Google profits lower than predicted

GOOGLE, owner of the world’s most popular search engine, has reported profits that missed some analysts’ estimates as the company ramped up spending.

Net income rose 24% to $1.84 billion (€1.42bn), or $5.71 a share, from $1.49bn, $4.66 a share, a year earlier, the company said yesterday.

Profit, excluding some items, was $6.45 a share during the quarter, Google said. Analysts had estimated $6.52, according to Bloomberg.

Google, grappling with competition from rivals Microsoft and Facebook, has increased spending to spur growth, raising concerns profitability may suffer.

The company, after reducing staff last year, has ramped up hiring and announced it would increase the pace of acquisitions.

“It’s reasonable to expect that they would be back in investment mode,” said Mark Mahaney, an analyst with Citigroup Investment Research in San Francisco. “The question is how big is that investment mode.”

Excluding revenue passed on to partner sites, sales were $5.09bn, compared with an estimate of $4.98bn in a Bloomberg survey.

Second-quarter estimates declined in recent weeks as the dollar strengthened against other currencies, fuelling concern that overseas revenue would be worth less when brought back to the US.

Analysts cut sales estimates by an average of $21.8m in the past four weeks.

In a positive sign for the overall economy, marketers were willing to pay more for the online ads that generate virtually all of Google’s income, and people are clicking on the commercial messages more frequently.

Those trends provide another indication that more companies and shoppers are feeling a little better as they recover from the worst economic downturn in more than 70 years.

Google rose $2.68 to $494.02 in Nasdaq Stock Market trading last night. The shares have fallen 20% this year.

The company’s cash and short-term investments were $30.1bn during the second quarter. The company had $26.5bn in the first quarter, up from $24.5bn at the end of last year.

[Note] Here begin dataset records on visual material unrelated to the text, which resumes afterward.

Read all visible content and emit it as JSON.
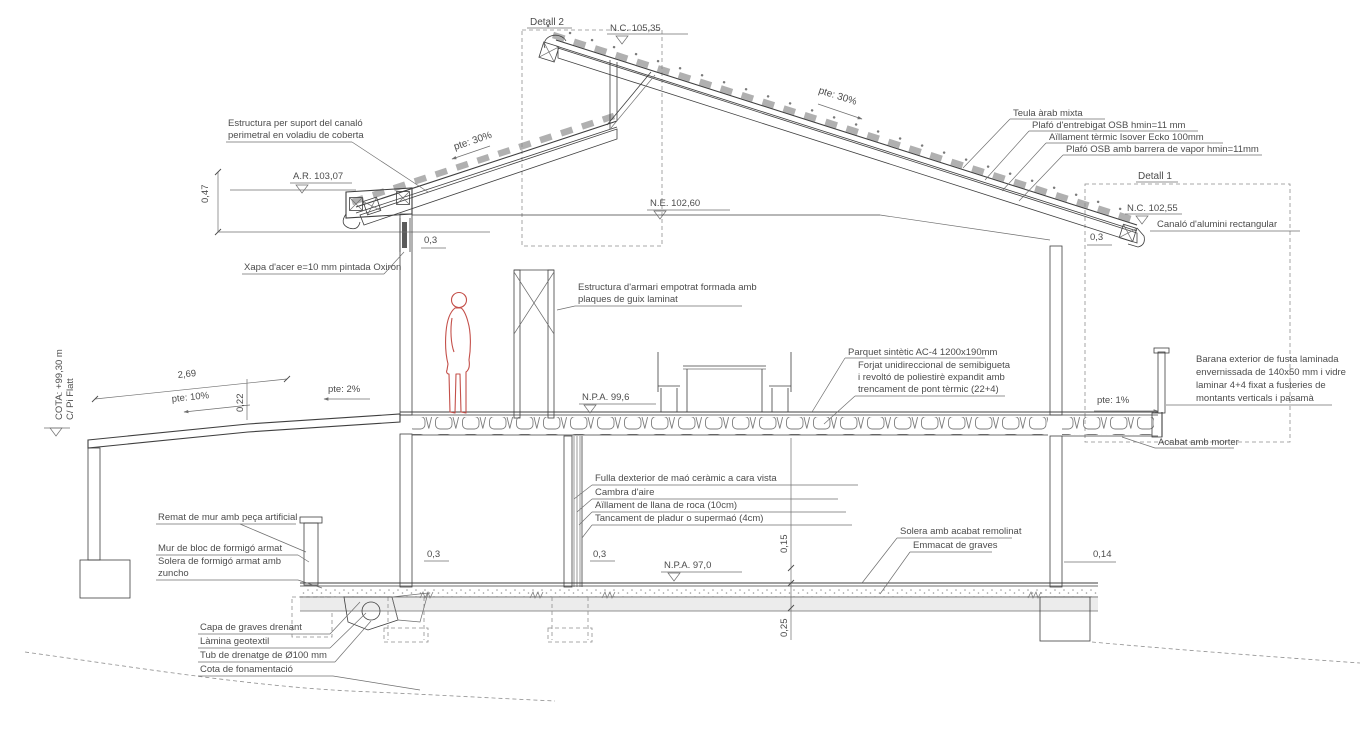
{
  "drawing": {
    "details": {
      "detall1": "Detall 1",
      "detall2": "Detall 2"
    },
    "levels": {
      "nc_ridge": "N.C. 105,35",
      "ar_eave": "A.R. 103,07",
      "ne_ceiling": "N.E. 102,60",
      "nc_gutter": "N.C. 102,55",
      "npa_floor": "N.P.A. 99,6",
      "npa_ground": "N.P.A. 97,0",
      "street_cota_line1": "COTA: +99,30 m",
      "street_cota_line2": "C/ Pi Flatt"
    },
    "slopes": {
      "roof_left": "pte: 30%",
      "roof_right": "pte: 30%",
      "ramp": "pte: 10%",
      "terrace": "pte: 2%",
      "balcony": "pte: 1%"
    },
    "dimensions": {
      "d047": "0,47",
      "d269": "2,69",
      "d022": "0,22",
      "d03": "0,3",
      "d015": "0,15",
      "d025": "0,25",
      "d014": "0,14"
    },
    "callouts": {
      "canalo_structure": [
        "Estructura per suport del canaló",
        "perimetral en voladiu de coberta"
      ],
      "teula": "Teula àrab mixta",
      "plafo_entrebigat": "Plafó d'entrebigat OSB hmin=11 mm",
      "aillament_coberta": "Aïllament tèrmic Isover Ecko 100mm",
      "plafo_osb": "Plafó OSB amb barrera de vapor hmin=11mm",
      "canalo_alumini": "Canaló d'alumini rectangular",
      "xapa_acer": "Xapa d'acer e=10 mm pintada Oxiron",
      "armari": [
        "Estructura d'armari empotrat formada amb",
        "plaques de guix laminat"
      ],
      "parquet": "Parquet sintètic AC-4 1200x190mm",
      "forjat": [
        "Forjat unidireccional de semibigueta",
        "i revoltó de poliestirè expandit amb",
        "trencament de pont tèrmic (22+4)"
      ],
      "barana": [
        "Barana exterior de fusta laminada",
        "envernissada de 140x50 mm i vidre",
        "laminar 4+4 fixat a fusteries de",
        "montants verticals i pasamà"
      ],
      "acabat_morter": "Acabat amb morter",
      "fulla_exterior": "Fulla dexterior de maó ceràmic a cara vista",
      "cambra_aire": "Cambra d'aire",
      "aillament_roca": "Aïllament de llana de roca (10cm)",
      "tancament_pladur": "Tancament de pladur o supermaó (4cm)",
      "solera_remolinat": "Solera amb acabat remolinat",
      "emmacat": "Emmacat de graves",
      "remat_mur": "Remat de mur amb peça artificial",
      "mur_bloc": "Mur de bloc de formigó armat",
      "solera_zuncho": [
        "Solera de formigó armat amb",
        "zuncho"
      ],
      "capa_graves": "Capa de graves drenant",
      "lamina_geotextil": "Làmina geotextil",
      "tub_drenatge": "Tub de drenatge de Ø100 mm",
      "cota_fonamentacio": "Cota de fonamentació"
    },
    "colors": {
      "line_dark": "#3f3f3f",
      "line_light": "#6f6f6f",
      "hatch": "#a5a5a5",
      "figure_red": "#c4504a",
      "terrain": "#ececec"
    }
  }
}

Google is using cash to invest in areas to help expand the company’s revenue. Search-based online advertising spending is expected to rise 16% this year and 8.6% in 2011, according to eMarketer of New York.

On Wednesday, it was reported that Google’s share of the search market in the US dropped slightly in June, according to data from comScore.

Google sites had about 62.6% of the market, down 1.1% from May. Yahoo and Microsoft’s Bing both jumped 0.6%, to 18.9% and 12.7%, respectively.